Благодаря хлопотам Юлиуса и тем изменениям, которые граф внес в свое завещание, Самуил с некоторых пор уверился, что Фредерика станет женой Лотарио.

Во-первых, она его любит. Самуил слишком хорошо это знал.

И потом, кроме этой главной причины, у нее будет еще один резон для того, чтобы исполнить последнюю волю графа фон Эбербаха, причем резон из тех, что имеют огромную власть над натурами, подобными ей: милосердие. Ведь если она не выйдет за Лотарио, не только она сама не получит наследства, но и Лотарио также будет разорен.

Таким образом, любовь, корысть как основное свойство мужчины и доброта как основное свойство женского сердца — все это, объединившись, противостояло воле Самуила.
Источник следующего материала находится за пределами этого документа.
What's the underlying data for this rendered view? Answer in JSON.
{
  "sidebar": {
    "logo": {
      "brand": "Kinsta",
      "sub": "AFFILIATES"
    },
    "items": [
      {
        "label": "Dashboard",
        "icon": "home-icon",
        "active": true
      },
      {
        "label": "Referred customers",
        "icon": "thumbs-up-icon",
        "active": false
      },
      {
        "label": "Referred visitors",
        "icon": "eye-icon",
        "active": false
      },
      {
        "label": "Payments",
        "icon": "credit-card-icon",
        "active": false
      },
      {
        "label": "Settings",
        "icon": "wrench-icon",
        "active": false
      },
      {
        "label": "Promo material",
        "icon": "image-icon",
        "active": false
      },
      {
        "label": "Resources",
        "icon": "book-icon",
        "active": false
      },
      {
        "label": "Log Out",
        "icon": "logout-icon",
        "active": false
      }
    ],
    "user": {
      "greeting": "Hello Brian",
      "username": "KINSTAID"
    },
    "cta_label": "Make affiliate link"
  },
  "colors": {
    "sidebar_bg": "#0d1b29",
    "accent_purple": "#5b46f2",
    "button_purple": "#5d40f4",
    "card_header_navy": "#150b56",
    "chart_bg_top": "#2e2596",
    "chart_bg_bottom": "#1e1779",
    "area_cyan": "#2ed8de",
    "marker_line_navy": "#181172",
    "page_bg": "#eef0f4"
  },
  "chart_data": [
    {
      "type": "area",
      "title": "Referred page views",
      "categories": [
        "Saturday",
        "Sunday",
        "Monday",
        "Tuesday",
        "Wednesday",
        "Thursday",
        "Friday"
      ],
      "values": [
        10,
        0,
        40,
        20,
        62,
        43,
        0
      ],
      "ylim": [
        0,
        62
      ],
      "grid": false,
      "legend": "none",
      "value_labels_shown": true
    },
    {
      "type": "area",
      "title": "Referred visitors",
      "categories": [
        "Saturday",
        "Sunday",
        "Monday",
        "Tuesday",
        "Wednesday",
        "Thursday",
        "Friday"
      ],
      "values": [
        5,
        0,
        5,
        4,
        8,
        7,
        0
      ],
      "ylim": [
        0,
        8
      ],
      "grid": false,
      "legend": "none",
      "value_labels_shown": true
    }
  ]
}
Так вот зачем Самуил так долго ждал своего часа, вот зачем он потворствовал капризу Юлиуса, отдав ему Фредерику и покорно снося это мучение: смотреть, как она все короче сближается с другим! Все для того лишь, чтобы прийти к тому, что он мог бы сделать сразу и без всякого труда, — просто уступить ее Лотарио. Все его труды, жертвы, ревнивые терзания пропадут впустую?

Нет, это невозможно! Все не может кончиться подобным образом, надобно постараться, чтобы подготовить иную развязку. Юлиусу не время сейчас умирать. Его присутствие необходимо… вплоть до дальнейших распоряжений.

И Юлиус продолжал жить.

Да, планы Самуила вдруг совершенно переменились.

Он, еще недавно готовый единым решительным движением выплеснуть жалкие капли жизненной силы, что еще оставались в этом полумертвом теле, теперь ничего так не хотел, как наполнить этот сосуд заново и сколь возможно обновить всю кровь в истрепанных жилах своего пациента. В ученых книгах и в лабиринтах своей фантазии он искал самые сильнодействующие средства. Это исцеление должно было стать почти что воскресением из мертвых; ради этого он творил чудеса. Чтобы отделаться от Юлиуса, он едва не пошел на преступление; чтобы сохранить его, он достиг высот гениальности.

Он преуспел — быть может, даже чересчур. Все получилось слишком хорошо как для него, так и для Юлиуса.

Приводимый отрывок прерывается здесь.